Ronald Denaux is a senior researcher at Expert System Iberia. Ronald obtained his MSc in Computer Science from the Technical University Eindhoven, The Netherlands. After a couple of years working in industry as a software developer for a large IT company in The Netherlands, Ronald decided to go back to academia. Ronald obtained a PhD, again in Computer Science, from the University of Leeds, UK. Ronald's research interests have revolved around making semantic web technologies more usable for end users, which has required research into (and resulted in various research publications in) the areas of Ontology Authoring and Reasoning, Natural Language Interfaces, Dialogue Systems, Intelligent User Interfaces and User Modelling. Besides research, Ronald has recently also been involved in knowledge transfer and product development from research prototypes.
Daniel Vila is co-founder of recogn.ai, a Madrid-based startup and spin-off from Universidad Politecnica de Madrid, building next generation solutions for text analytics and content management using the AI methods.

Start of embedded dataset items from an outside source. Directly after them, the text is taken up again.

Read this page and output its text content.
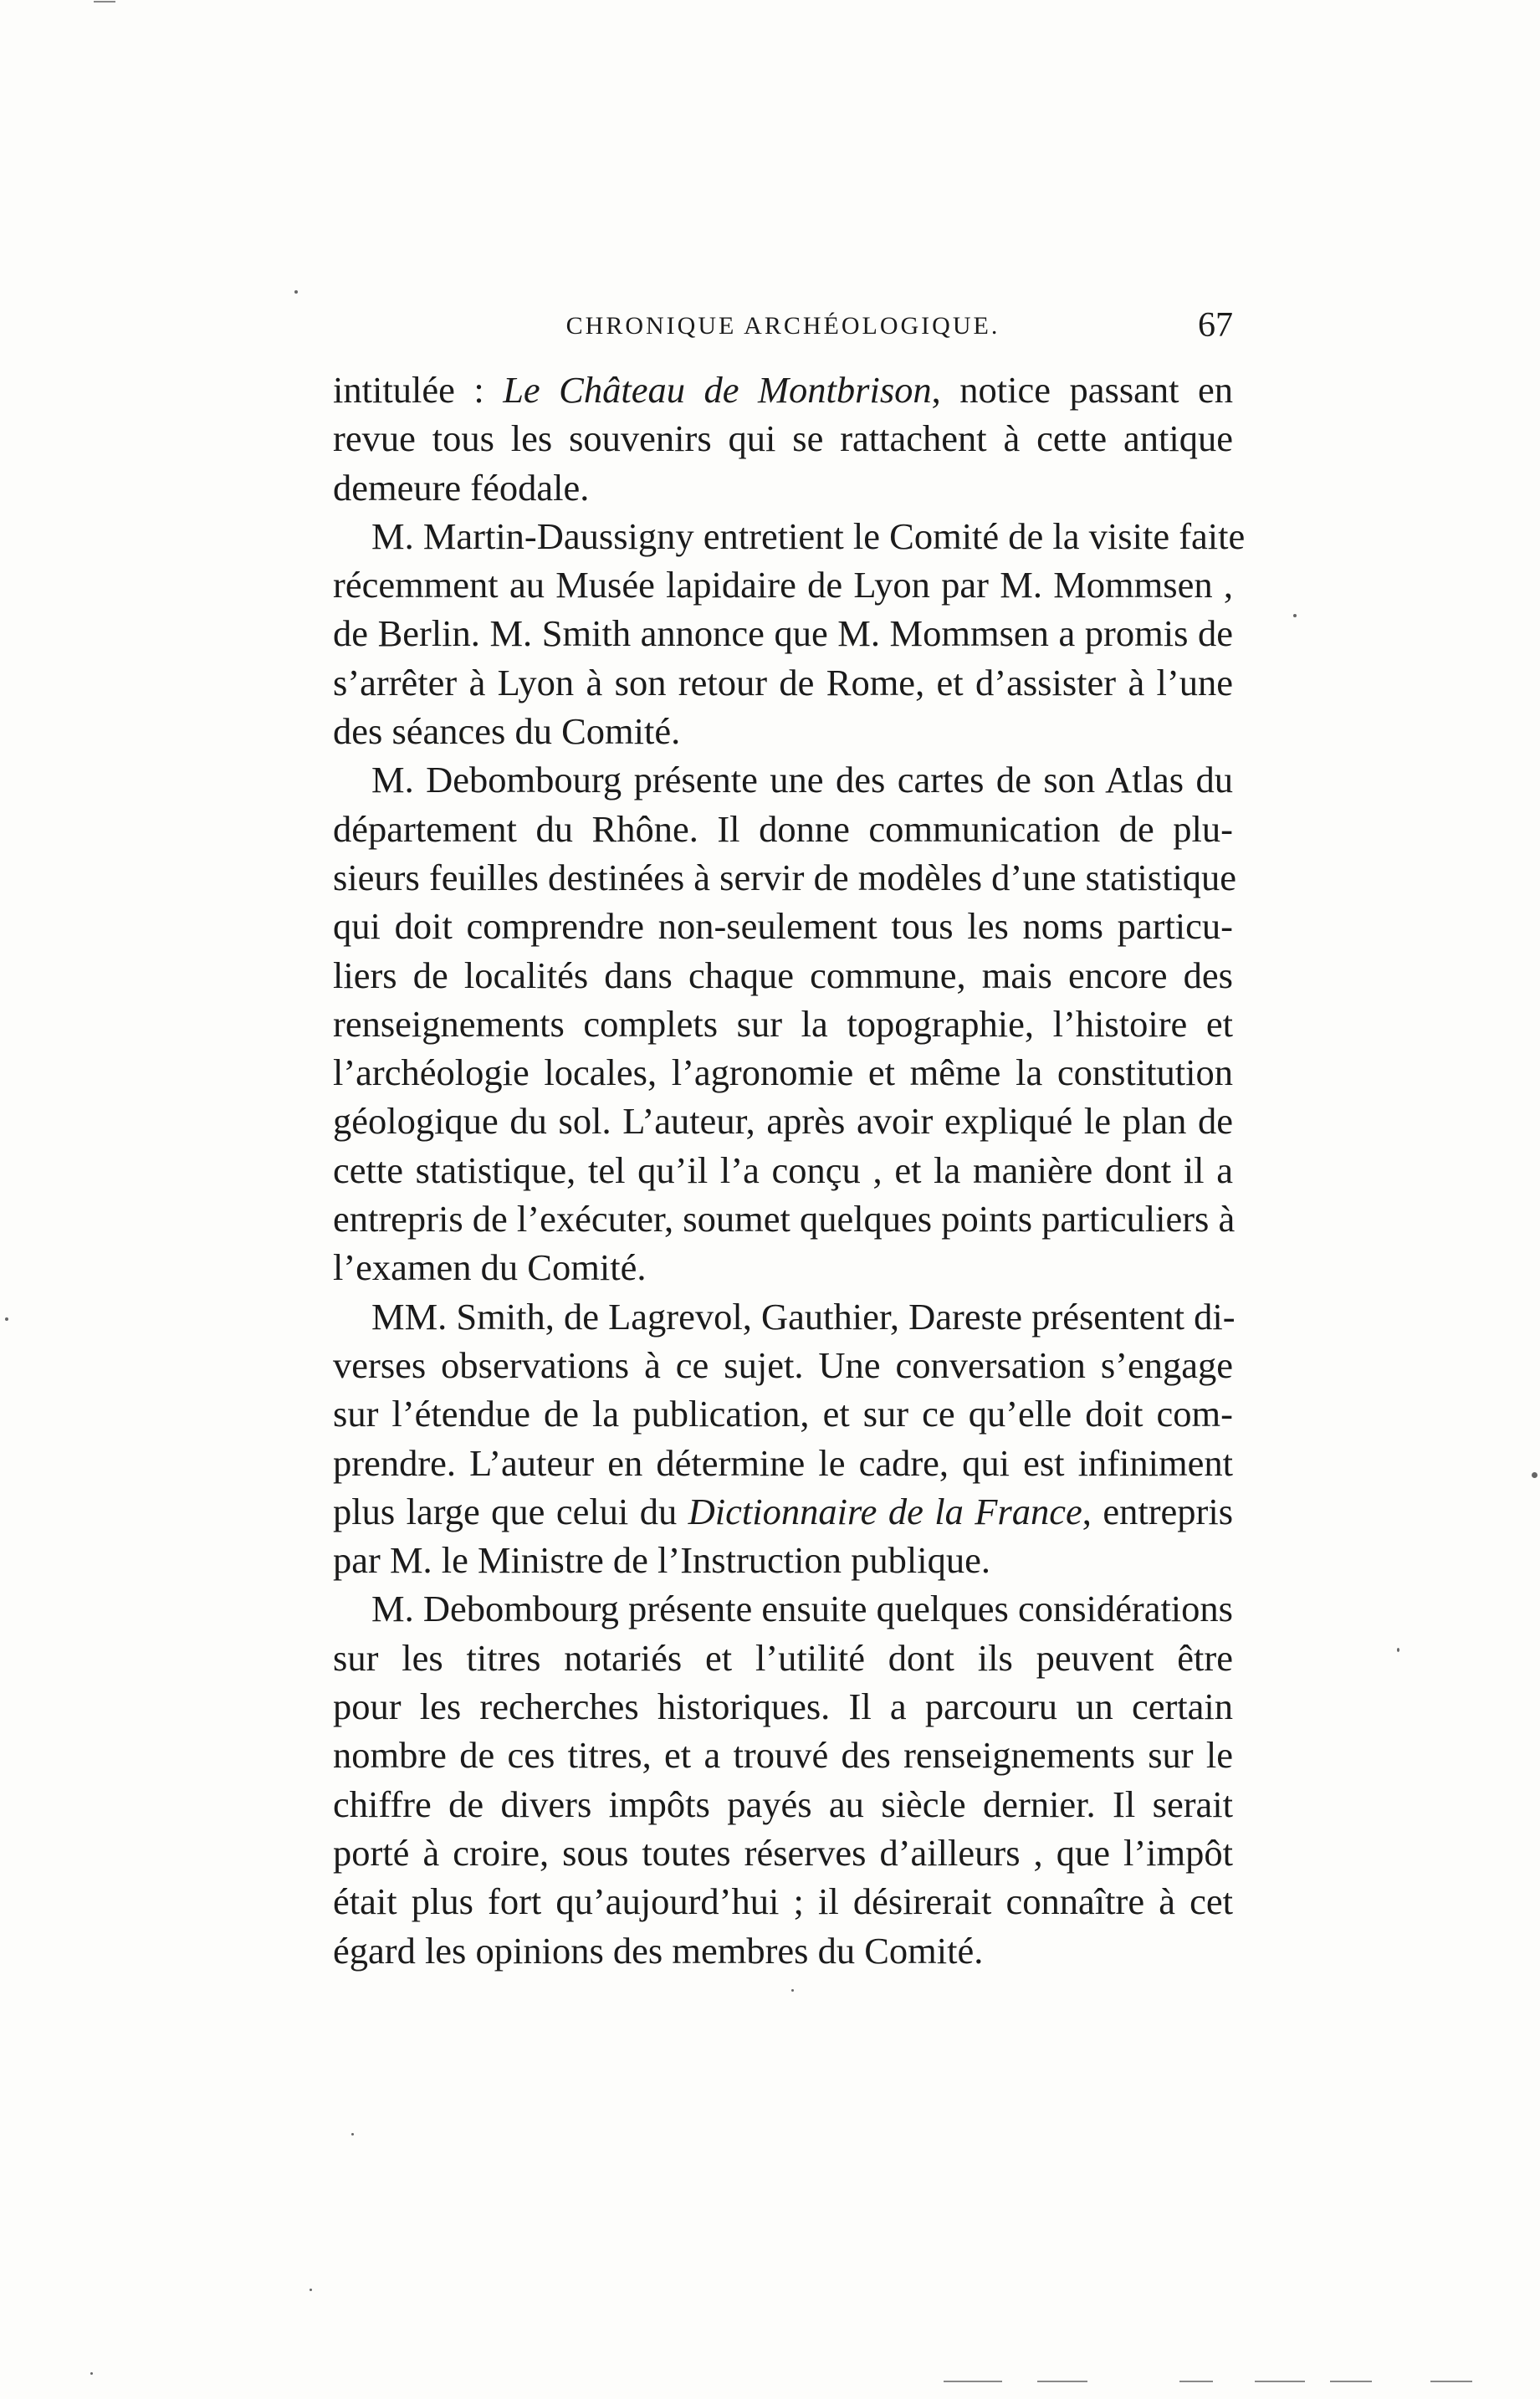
CHRONIQUE ARCHÉOLOGIQUE.	67

intitulée : Le Château de Montbrison, notice passant en
revue tous les souvenirs qui se rattachent à cette antique
demeure féodale.

M. Martin-Daussigny entretient le Comité de la visite faite
récemment au Musée lapidaire de Lyon par M. Mommsen ,
de Berlin. M. Smith annonce que M. Mommsen a promis de
s’arrêter à Lyon à son retour de Rome, et d’assister à l’une
des séances du Comité.

M. Debombourg présente une des cartes de son Atlas du
département du Rhône. Il donne communication de plu-
sieurs feuilles destinées à servir de modèles d’une statistique
qui doit comprendre non-seulement tous les noms particu-
liers de localités dans chaque commune, mais encore des
renseignements complets sur la topographie, l’histoire et
l’archéologie locales, l’agronomie et même la constitution
géologique du sol. L’auteur, après avoir expliqué le plan de
cette statistique, tel qu’il l’a conçu , et la manière dont il a
entrepris de l’exécuter, soumet quelques points particuliers à
l’examen du Comité.

MM. Smith, de Lagrevol, Gauthier, Dareste présentent di-
verses observations à ce sujet. Une conversation s’engage
sur l’étendue de la publication, et sur ce qu’elle doit com-
prendre. L’auteur en détermine le cadre, qui est infiniment
plus large que celui du Dictionnaire de la France, entrepris
par M. le Ministre de l’Instruction publique.

M. Debombourg présente ensuite quelques considérations
sur les titres notariés et l’utilité dont ils peuvent être
pour les recherches historiques. Il a parcouru un certain
nombre de ces titres, et a trouvé des renseignements sur le
chiffre de divers impôts payés au siècle dernier. Il serait
porté à croire, sous toutes réserves d’ailleurs , que l’impôt
était plus fort qu’aujourd’hui ; il désirerait connaître à cet
égard les opinions des membres du Comité.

Daniel holds a PhD in Artificial Intelligence by Universidad Politecnica de Madrid (2016), where he worked at the Ontology Engineering Group and developed the solution supporting a large knowledge graph combining NLP and semantic technologies: the datos.bne.es data service from the National Library of Spain.
Carlos Badenes: After more than 8 years working on the M2M world, Carlos began researching about text mining within the context of semantic web. Since then, he has moved more deeply into the study of topic modeling techniques to analyze large collections of documents, incorporating semantic resources and working on multilingual domains. He currently works as an associate researcher at the Ontology Engineering Group (OEG) doing a PhD at the Universidad Politecnica de Madrid (UPM).